The commuting will be challenging, she nods, but the extra time off as a result of focusing on one sport will balance it out.

And this new, exciting chapter with the Reds — who kick of their 2021 season against Athlone Town on 27 March and follow that up with a reunion trip to Turner’s Cross the following weekend –  has Noonan raring to go.

“Shels have been just that bit short the last couple of seasons. There’s definitely a title there. Credit to Peamount, they’re absolutely phenomenal and they are an unbelievable side, but with the talent Shels have going forward, the aim for everyone within the team and management is to go for that title and give it our all.

“It’s exciting and I’m glad to be part of it. We’ll just take it game by game and I look forward to playing with the girls in a new team and a new environment, working hard and then hopefully I get my personal reward and get onto an Irish team.


“I’ll do my best in a Shels jersey, keep developing within the National League and trying to perform and get on the scoresheet each game.”

Playing for the Irish U17s with Roma McLoughlin in 2015.

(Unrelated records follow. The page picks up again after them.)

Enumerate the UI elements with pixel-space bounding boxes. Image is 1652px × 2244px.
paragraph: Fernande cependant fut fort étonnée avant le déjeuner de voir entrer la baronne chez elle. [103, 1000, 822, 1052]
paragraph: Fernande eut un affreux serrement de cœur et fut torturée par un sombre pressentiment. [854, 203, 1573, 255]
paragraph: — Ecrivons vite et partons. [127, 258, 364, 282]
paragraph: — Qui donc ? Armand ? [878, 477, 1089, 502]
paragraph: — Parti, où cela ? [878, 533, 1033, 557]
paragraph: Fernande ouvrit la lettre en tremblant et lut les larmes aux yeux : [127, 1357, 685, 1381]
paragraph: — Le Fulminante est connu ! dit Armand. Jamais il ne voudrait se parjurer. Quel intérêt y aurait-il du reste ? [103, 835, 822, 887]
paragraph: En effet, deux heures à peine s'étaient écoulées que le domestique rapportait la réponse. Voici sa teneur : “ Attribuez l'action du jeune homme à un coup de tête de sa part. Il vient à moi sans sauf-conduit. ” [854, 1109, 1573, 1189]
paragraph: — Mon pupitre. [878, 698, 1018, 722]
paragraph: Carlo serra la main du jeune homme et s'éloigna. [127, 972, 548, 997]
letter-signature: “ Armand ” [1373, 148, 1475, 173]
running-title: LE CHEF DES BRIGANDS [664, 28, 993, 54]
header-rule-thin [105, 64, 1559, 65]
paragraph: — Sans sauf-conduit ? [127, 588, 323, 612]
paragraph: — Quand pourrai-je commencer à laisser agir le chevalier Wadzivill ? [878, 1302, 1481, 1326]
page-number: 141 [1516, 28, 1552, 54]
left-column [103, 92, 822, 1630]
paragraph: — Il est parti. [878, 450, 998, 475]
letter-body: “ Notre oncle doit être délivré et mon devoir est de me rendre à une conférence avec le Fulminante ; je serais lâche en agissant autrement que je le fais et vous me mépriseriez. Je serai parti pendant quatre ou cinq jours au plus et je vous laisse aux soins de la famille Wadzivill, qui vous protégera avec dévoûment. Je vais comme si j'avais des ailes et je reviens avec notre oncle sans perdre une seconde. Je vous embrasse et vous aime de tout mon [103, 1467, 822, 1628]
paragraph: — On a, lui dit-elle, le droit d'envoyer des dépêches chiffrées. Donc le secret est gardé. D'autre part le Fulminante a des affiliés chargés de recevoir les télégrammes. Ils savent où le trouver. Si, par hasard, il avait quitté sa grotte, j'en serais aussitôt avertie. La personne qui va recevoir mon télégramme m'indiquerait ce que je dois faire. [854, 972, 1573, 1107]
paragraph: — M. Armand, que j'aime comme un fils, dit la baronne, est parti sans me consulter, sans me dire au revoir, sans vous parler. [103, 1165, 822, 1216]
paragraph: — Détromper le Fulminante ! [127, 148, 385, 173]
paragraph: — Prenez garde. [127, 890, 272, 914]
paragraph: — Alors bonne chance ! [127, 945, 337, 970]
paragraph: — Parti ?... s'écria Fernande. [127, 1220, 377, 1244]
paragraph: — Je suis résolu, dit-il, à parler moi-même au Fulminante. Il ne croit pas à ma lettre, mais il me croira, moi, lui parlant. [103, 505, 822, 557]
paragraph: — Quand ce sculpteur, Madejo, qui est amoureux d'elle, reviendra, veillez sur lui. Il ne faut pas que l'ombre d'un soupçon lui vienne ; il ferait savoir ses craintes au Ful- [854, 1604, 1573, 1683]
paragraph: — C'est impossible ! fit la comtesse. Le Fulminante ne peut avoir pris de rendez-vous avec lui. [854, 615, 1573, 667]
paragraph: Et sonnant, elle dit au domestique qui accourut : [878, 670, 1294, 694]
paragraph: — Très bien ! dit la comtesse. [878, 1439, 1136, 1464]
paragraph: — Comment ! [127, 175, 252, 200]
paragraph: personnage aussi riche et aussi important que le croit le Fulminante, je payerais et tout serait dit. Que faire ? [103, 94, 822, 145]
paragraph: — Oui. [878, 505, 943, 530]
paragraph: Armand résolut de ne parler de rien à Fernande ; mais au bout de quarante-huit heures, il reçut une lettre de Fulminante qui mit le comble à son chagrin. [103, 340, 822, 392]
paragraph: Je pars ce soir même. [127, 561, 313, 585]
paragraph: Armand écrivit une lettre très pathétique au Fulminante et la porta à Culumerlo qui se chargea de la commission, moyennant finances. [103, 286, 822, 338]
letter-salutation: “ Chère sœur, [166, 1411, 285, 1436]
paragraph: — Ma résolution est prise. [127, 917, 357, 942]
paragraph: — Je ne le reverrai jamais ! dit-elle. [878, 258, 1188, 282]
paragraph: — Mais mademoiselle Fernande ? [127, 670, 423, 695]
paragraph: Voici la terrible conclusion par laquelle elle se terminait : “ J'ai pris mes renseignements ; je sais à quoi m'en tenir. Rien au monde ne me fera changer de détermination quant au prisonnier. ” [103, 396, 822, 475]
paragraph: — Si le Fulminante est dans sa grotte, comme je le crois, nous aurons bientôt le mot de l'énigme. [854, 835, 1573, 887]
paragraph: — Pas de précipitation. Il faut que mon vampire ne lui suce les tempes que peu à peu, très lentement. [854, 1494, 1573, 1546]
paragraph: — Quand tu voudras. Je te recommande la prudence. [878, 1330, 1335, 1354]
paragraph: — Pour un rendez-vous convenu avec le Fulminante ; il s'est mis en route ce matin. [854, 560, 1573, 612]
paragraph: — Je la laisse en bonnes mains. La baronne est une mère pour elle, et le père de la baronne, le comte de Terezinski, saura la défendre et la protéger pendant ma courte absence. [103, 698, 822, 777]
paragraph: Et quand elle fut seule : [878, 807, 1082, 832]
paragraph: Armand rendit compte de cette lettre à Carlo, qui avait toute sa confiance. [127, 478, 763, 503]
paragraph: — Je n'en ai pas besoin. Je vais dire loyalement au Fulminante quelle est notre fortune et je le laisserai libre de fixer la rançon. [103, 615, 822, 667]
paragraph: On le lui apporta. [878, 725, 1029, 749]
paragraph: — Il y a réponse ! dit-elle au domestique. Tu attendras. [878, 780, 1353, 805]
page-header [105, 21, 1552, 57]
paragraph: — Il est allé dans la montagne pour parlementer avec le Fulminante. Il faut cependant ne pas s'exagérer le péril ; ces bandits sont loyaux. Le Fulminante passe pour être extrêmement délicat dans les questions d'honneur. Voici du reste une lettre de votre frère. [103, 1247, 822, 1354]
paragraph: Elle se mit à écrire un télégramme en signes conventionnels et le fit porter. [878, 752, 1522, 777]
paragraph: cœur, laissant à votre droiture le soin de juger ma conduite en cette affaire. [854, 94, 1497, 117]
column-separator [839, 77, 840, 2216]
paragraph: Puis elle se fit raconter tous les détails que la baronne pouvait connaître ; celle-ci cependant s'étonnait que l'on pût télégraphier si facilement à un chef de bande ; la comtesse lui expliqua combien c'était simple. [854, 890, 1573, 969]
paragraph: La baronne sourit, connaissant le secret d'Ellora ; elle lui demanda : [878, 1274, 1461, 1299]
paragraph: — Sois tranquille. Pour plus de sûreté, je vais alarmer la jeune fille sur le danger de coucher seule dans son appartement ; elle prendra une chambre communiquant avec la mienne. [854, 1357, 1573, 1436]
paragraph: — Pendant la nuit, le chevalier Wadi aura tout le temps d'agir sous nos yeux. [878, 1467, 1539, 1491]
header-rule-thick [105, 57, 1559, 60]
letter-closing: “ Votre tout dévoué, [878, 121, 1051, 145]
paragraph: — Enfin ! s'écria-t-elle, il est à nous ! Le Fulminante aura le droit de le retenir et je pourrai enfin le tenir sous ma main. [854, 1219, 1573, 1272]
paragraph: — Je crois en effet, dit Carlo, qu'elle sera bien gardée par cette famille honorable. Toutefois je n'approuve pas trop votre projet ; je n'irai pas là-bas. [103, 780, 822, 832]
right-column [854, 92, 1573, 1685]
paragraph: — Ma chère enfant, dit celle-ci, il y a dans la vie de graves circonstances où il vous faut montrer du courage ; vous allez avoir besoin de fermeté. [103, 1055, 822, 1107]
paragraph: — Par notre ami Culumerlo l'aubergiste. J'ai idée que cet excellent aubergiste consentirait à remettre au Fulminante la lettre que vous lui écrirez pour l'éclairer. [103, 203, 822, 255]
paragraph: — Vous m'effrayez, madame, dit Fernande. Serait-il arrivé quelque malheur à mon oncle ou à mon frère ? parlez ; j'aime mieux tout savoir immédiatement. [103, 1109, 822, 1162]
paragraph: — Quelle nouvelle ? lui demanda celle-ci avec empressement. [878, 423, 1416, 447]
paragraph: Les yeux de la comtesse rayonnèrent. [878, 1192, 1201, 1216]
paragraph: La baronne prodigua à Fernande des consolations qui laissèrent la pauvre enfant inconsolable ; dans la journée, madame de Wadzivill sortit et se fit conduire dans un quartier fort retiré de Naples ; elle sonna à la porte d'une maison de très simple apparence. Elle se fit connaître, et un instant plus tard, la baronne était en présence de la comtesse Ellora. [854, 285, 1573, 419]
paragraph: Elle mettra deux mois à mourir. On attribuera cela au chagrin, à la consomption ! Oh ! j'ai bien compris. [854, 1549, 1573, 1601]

Source: James Crombie/INPHO

But what about that green jersey? Just how much would that mean to put that on once again?

Everything, pretty much.

“Since a young age, that’s always been in the back of my mind,” Noonan concludes.

“When I was 16, I got a sniff of it with Sue Ronan, had a sniff of it with Colin Bell… it’s definitely something that I’ve always been eager to do. I do think I’m getting nearer and nearer but now I think it’s time to push on and really try prove myself that I want to be in there and I want to be involved in it all.

“To wear that green jersey, it’s just one that I think every young girl growing up dreams of doing. I’ve done it underage and I think once you get one little taste of it, you can’t get enough. I think that’s really what’s driven me now, I just really want to be back in that environment, in those competitive games and camps.

“It’s exciting and if I do get to put the jersey on — hopefully I do — it’ll be one I’ll cherish forever, and another of my goals ticked off, which would be very pleasing.”